We invite you to join us in this immersion of fine historic bowls.
1. A 13″ deep, 20″ wide Santo Domingo dough bowl, c. 1885 with simple 2-3 parallel bar motif but massive in size and astonishing in its near perfect form.
2. A Santo Domingo/Cochiti hybrid bowl, decorated on the interior and exterior, c. 1890’s
3. A Tesuque or Cochiti early plain-ware bowl with painted split leaves or nuts on the interior only, c. 1880’s-1890’s.
4. 2 beautiful San Ildefonso polychrome bowls, one an early gorgeous example from the Bertha Dutton collection, attributed strongly to Maria and Julian Martinez, c. 1920; and the other decorated inside and out, but with an unusual form with structural rainbow bands at both the top and bottom.
5. 2 significant and very early 1850’s-1880’s Zia bowls with traditional bowl motifs and each with gorgeous patina; one very deep and large and one 14″ wide; possibly made by same potter or family.

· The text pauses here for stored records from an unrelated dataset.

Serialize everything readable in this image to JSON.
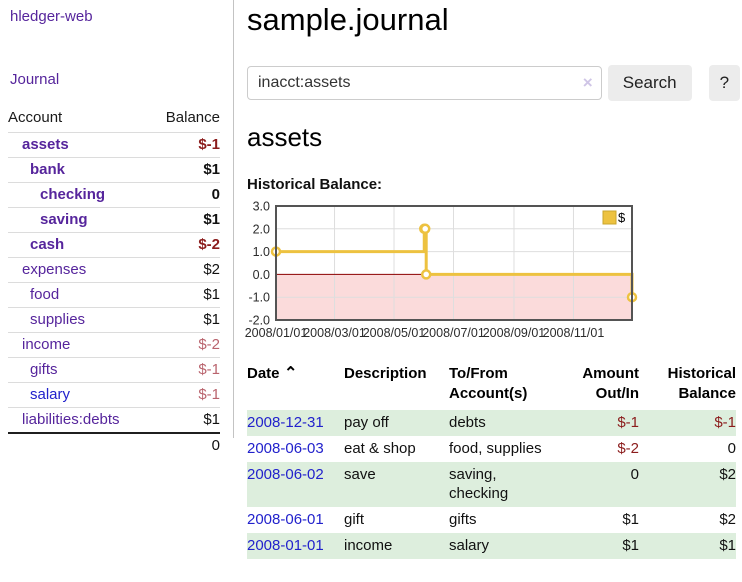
{
  "colors": {
    "purple": "#56259c",
    "blue": "#2222cc",
    "strong_neg": "#8b1c1c",
    "muted_neg": "#b9636d",
    "row_green": "#ddeedd",
    "divider": "#c3c3c3",
    "row_border": "#dcdcdc",
    "total_border": "#1f1f1f",
    "button_bg": "#ececec",
    "input_border": "#cccccc",
    "clear_icon": "#cfc5e6"
  },
  "sidebar": {
    "brand": "hledger-web",
    "nav": {
      "journal": "Journal"
    },
    "accounts_table": {
      "headers": {
        "account": "Account",
        "balance": "Balance"
      },
      "rows": [
        {
          "name": "assets",
          "balance": "$-1",
          "depth": 1,
          "bold": true,
          "neg": "strong"
        },
        {
          "name": "bank",
          "balance": "$1",
          "depth": 2,
          "bold": true,
          "neg": ""
        },
        {
          "name": "checking",
          "balance": "0",
          "depth": 3,
          "bold": true,
          "neg": ""
        },
        {
          "name": "saving",
          "balance": "$1",
          "depth": 3,
          "bold": true,
          "neg": ""
        },
        {
          "name": "cash",
          "balance": "$-2",
          "depth": 2,
          "bold": true,
          "neg": "strong"
        },
        {
          "name": "expenses",
          "balance": "$2",
          "depth": 1,
          "bold": false,
          "neg": ""
        },
        {
          "name": "food",
          "balance": "$1",
          "depth": 2,
          "bold": false,
          "neg": ""
        },
        {
          "name": "supplies",
          "balance": "$1",
          "depth": 2,
          "bold": false,
          "neg": ""
        },
        {
          "name": "income",
          "balance": "$-2",
          "depth": 1,
          "bold": false,
          "neg": "muted"
        },
        {
          "name": "gifts",
          "balance": "$-1",
          "depth": 2,
          "bold": false,
          "neg": "muted"
        },
        {
          "name": "salary",
          "balance": "$-1",
          "depth": 2,
          "bold": false,
          "neg": "muted",
          "link": "blue"
        },
        {
          "name": "liabilities:debts",
          "balance": "$1",
          "depth": 1,
          "bold": false,
          "neg": ""
        }
      ],
      "total": "0"
    }
  },
  "header": {
    "title": "sample.journal"
  },
  "search": {
    "value": "inacct:assets",
    "clear_icon": "×",
    "button_label": "Search",
    "help_label": "?"
  },
  "account_page": {
    "heading": "assets",
    "chart_label": "Historical Balance:"
  },
  "chart_data": {
    "type": "line",
    "step": true,
    "title": "Historical Balance:",
    "xlim": [
      "2008-01-01",
      "2008-12-31"
    ],
    "ylim": [
      -2,
      3
    ],
    "grid": true,
    "legend_position": "top-right",
    "x_ticks": [
      {
        "date": "2008-01-01",
        "label": "2008/01/01"
      },
      {
        "date": "2008-03-01",
        "label": "2008/03/01"
      },
      {
        "date": "2008-05-01",
        "label": "2008/05/01"
      },
      {
        "date": "2008-07-01",
        "label": "2008/07/01"
      },
      {
        "date": "2008-09-01",
        "label": "2008/09/01"
      },
      {
        "date": "2008-11-01",
        "label": "2008/11/01"
      }
    ],
    "y_ticks": [
      {
        "value": 3,
        "label": "3.0"
      },
      {
        "value": 2,
        "label": "2.0"
      },
      {
        "value": 1,
        "label": "1.0"
      },
      {
        "value": 0,
        "label": "0.0"
      },
      {
        "value": -1,
        "label": "-1.0"
      },
      {
        "value": -2,
        "label": "-2.0"
      }
    ],
    "series": [
      {
        "name": "$",
        "color": "#edc240",
        "points": [
          [
            "2008-01-01",
            1
          ],
          [
            "2008-06-01",
            2
          ],
          [
            "2008-06-02",
            2
          ],
          [
            "2008-06-03",
            0
          ],
          [
            "2008-12-31",
            -1
          ]
        ]
      }
    ],
    "colors": {
      "negative_region": "#fbdbdb",
      "zero_line": "#8b0000",
      "grid": "#dedede",
      "border": "#545454",
      "tick_text": "#2c2c2c",
      "legend_border": "#c9a62c"
    }
  },
  "register_table": {
    "sort_indicator": "⌃",
    "columns": [
      {
        "label_lines": [
          "Date"
        ],
        "align": "left",
        "sorted": true
      },
      {
        "label_lines": [
          "Description"
        ],
        "align": "left"
      },
      {
        "label_lines": [
          "To/From",
          "Account(s)"
        ],
        "align": "left"
      },
      {
        "label_lines": [
          "Amount",
          "Out/In"
        ],
        "align": "right"
      },
      {
        "label_lines": [
          "Historical",
          "Balance"
        ],
        "align": "right"
      }
    ],
    "rows": [
      {
        "date": "2008-12-31",
        "description": "pay off",
        "accounts": "debts",
        "amount": "$-1",
        "amount_neg": true,
        "balance": "$-1",
        "balance_neg": true
      },
      {
        "date": "2008-06-03",
        "description": "eat & shop",
        "accounts": "food, supplies",
        "amount": "$-2",
        "amount_neg": true,
        "balance": "0",
        "balance_neg": false
      },
      {
        "date": "2008-06-02",
        "description": "save",
        "accounts": "saving, checking",
        "amount": "0",
        "amount_neg": false,
        "balance": "$2",
        "balance_neg": false
      },
      {
        "date": "2008-06-01",
        "description": "gift",
        "accounts": "gifts",
        "amount": "$1",
        "amount_neg": false,
        "balance": "$2",
        "balance_neg": false
      },
      {
        "date": "2008-01-01",
        "description": "income",
        "accounts": "salary",
        "amount": "$1",
        "amount_neg": false,
        "balance": "$1",
        "balance_neg": false
      }
    ]
  }
}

6. An early 20th century San Ildefonso dough bowl with ancient Sankawi designs, attributed to Maria and Julian and very possibly commissioned by Edgar Lee Hewitt who asked Maria and other potters to base pottery designs on old potteries in the collection of the old Laboratory of Anthropolgy; c. 1905
7. An unusual Zuni bowl, c. 1880 with interior double rainbow of red and black just under the rim and male and female turkey forms in the inner bowl; possibly a home replacement bowl for one collected by James Stevenson for the Smithsonian in 1880.
8. A grouping of Santo Domingo mid-sized dough bowls, meticulously chosen by a Scottsdale collector for classic design coupled with beautiful surfaces with rich patina. One and two.
9. Two (first & second) 19th century San Juan plain-ware bowls with Micaceous glitter and rich red/brown color variations.
10. A contemporary large and stunning Nambe pueblo micaceous dough bowl by former Indian Market Best of Show winner Lonnie Vigil.